What are the most common mistakes in design system documentation?
Written by
Passionate Designer & Founder
Even well-intentioned teams make the same mistakes when building design system documentation. Here are the ones worth watching for.
1. Documenting how, not why: Most documentation explains what a component looks like and how to implement it. Almost none explains why a decision was made. That context is what people actually need when they're trying to adapt something to a new situation.
2. Letting documentation go stale: Teams write thorough docs at launch, then stop. Outdated documentation is worse than no documentation in some ways, because it points people toward deprecated patterns with total confidence.

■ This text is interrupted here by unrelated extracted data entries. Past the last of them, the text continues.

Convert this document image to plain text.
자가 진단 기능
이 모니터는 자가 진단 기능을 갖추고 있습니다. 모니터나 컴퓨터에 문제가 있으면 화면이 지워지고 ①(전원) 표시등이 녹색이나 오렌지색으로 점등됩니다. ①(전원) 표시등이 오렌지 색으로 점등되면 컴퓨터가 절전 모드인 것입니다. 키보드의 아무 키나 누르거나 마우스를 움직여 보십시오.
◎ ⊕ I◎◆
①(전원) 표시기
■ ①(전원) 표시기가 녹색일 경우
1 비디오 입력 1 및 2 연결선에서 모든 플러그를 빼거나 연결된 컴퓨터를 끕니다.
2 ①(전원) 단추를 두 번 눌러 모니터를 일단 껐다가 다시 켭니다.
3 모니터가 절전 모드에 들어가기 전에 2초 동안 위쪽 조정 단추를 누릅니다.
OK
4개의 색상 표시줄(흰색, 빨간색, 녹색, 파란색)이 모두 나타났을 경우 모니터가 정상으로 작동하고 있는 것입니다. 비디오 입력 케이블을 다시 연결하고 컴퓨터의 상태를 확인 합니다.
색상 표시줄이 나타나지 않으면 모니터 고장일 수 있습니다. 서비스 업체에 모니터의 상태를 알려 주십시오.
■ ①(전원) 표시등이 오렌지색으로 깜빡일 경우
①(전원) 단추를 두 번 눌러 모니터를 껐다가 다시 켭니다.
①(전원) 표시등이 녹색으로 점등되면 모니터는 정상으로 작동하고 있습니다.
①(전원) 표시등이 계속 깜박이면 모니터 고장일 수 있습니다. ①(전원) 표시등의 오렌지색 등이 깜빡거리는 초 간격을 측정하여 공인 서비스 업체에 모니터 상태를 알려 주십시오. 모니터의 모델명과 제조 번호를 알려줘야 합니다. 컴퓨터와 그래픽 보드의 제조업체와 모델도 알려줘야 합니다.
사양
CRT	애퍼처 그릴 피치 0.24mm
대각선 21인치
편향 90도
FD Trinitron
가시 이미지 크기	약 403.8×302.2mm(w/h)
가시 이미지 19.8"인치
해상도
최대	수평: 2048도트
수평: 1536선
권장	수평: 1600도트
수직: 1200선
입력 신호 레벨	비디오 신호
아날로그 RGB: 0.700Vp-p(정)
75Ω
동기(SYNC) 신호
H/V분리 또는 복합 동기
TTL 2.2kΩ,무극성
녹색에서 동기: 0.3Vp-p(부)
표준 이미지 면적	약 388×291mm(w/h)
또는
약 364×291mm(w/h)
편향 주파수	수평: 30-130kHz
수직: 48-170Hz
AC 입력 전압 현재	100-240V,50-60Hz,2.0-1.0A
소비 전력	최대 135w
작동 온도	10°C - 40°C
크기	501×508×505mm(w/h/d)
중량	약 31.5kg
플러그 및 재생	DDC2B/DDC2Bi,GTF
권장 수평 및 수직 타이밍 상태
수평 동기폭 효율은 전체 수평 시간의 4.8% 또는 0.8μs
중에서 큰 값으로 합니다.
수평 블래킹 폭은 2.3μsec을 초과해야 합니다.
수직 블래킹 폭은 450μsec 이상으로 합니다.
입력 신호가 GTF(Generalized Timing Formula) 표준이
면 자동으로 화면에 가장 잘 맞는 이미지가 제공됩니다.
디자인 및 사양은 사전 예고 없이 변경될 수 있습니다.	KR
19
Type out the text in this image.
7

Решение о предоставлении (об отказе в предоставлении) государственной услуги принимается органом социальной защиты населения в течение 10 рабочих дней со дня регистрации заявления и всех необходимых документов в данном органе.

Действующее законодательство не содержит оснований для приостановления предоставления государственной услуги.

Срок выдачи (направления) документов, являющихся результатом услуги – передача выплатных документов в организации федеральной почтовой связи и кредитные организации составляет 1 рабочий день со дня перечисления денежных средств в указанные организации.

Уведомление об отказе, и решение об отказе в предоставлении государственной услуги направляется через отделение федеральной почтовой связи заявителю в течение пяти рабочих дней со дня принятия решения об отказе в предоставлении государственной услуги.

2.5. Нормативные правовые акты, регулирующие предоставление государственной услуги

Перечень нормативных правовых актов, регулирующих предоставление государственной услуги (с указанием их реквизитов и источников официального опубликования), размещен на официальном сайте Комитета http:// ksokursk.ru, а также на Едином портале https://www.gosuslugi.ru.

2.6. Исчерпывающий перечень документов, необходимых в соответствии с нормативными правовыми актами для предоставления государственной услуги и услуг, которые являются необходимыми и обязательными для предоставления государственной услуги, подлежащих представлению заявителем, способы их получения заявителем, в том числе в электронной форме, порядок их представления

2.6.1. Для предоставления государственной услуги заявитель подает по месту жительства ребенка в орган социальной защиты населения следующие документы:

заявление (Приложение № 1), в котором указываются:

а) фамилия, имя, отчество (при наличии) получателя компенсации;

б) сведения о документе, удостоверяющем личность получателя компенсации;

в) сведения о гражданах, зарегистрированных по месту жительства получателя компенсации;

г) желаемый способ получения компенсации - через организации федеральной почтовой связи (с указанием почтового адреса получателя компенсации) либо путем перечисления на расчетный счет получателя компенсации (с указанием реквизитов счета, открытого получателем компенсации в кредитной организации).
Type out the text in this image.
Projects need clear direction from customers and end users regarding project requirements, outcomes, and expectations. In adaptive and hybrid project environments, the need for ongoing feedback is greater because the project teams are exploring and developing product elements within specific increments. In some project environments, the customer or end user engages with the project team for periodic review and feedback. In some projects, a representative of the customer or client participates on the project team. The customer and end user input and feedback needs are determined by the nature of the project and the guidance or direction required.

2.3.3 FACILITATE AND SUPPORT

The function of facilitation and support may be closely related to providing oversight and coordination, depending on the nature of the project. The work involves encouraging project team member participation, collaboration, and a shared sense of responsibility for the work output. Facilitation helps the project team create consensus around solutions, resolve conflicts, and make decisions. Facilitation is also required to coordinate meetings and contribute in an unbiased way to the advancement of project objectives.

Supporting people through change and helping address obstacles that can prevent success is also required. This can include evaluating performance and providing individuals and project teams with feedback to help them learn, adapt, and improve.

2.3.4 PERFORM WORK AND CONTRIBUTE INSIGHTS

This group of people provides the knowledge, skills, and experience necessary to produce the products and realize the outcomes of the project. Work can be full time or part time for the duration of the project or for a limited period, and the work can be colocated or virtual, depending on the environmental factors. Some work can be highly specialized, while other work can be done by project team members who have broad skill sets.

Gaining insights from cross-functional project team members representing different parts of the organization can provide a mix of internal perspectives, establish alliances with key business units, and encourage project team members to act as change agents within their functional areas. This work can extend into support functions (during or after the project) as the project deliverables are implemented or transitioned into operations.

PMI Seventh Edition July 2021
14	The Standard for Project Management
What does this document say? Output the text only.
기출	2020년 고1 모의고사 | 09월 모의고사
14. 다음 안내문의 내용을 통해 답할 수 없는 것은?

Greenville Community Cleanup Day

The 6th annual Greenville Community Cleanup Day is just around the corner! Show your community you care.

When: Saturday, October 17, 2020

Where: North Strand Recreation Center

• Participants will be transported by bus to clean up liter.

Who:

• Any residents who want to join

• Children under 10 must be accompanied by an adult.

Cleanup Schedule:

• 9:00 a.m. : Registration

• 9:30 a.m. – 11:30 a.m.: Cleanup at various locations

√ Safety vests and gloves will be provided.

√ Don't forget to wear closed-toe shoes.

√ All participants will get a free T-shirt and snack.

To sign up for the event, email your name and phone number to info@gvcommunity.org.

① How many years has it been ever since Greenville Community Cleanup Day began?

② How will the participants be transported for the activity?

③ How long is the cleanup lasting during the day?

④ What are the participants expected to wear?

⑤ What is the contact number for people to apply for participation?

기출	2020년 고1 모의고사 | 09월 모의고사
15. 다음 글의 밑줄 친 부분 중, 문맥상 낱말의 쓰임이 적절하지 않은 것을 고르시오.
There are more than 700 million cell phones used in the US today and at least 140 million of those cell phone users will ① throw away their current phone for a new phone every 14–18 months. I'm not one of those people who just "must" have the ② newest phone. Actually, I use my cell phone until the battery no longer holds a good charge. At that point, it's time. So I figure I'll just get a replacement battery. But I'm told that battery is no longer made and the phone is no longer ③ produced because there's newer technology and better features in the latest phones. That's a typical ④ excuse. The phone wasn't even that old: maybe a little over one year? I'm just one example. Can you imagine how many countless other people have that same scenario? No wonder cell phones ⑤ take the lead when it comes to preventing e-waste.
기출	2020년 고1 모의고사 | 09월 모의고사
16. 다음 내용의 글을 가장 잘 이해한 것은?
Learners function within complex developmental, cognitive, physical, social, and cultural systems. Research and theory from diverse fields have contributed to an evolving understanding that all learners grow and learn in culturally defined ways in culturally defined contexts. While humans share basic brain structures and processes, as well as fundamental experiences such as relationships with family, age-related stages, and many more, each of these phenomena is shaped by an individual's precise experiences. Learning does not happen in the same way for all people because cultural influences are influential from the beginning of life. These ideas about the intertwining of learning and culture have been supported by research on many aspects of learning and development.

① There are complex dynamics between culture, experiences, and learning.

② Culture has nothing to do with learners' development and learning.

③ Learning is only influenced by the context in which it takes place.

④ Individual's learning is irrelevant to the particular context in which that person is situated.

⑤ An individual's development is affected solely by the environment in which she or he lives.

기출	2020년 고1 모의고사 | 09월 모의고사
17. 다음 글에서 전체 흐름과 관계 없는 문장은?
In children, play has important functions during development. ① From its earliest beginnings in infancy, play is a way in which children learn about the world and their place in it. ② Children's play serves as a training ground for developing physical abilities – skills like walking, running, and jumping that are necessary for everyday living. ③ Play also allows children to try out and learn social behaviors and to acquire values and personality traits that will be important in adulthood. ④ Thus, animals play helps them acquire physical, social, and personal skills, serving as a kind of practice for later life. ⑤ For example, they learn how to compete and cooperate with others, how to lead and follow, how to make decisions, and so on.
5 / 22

3. Writing for one audience: Designers, developers, content writers, and product managers all use the same component pages but need different things from them. If you only write for engineers, designers will stop reading. Build in layers.
4. Documenting every edge case: There's a version of thoroughness that becomes a wall of text nobody reads. You don't need to cover every variant upfront. Progressive disclosure exists for a reason.
5. Skipping accessibility guidance: ARIA attributes, keyboard navigation, color contrast ratios, focus management. If this isn't in the docs, someone will ship a non-compliant implementation and be surprised when it gets flagged. It always gets flagged.
6. Poor navigation and no search: Good content buried in a confusing structure might as well not exist. If someone can't find something in under a minute, they'll build their own version instead.
7. No contribution guidelines: Without a clear process for adding to the system, teams quietly build one-off components and never document them. That's how shadow design systems start, and they're a pain to untangle later.
8. Missing version history: When breaking changes ship without release notes, teams on older versions have no way to know what changed or why things broke. Versioned documentation is not optional once you have multiple teams depending on the system.
Most of these failures aren't about effort. They're about not treating documentation as a product that needs ongoing maintenance.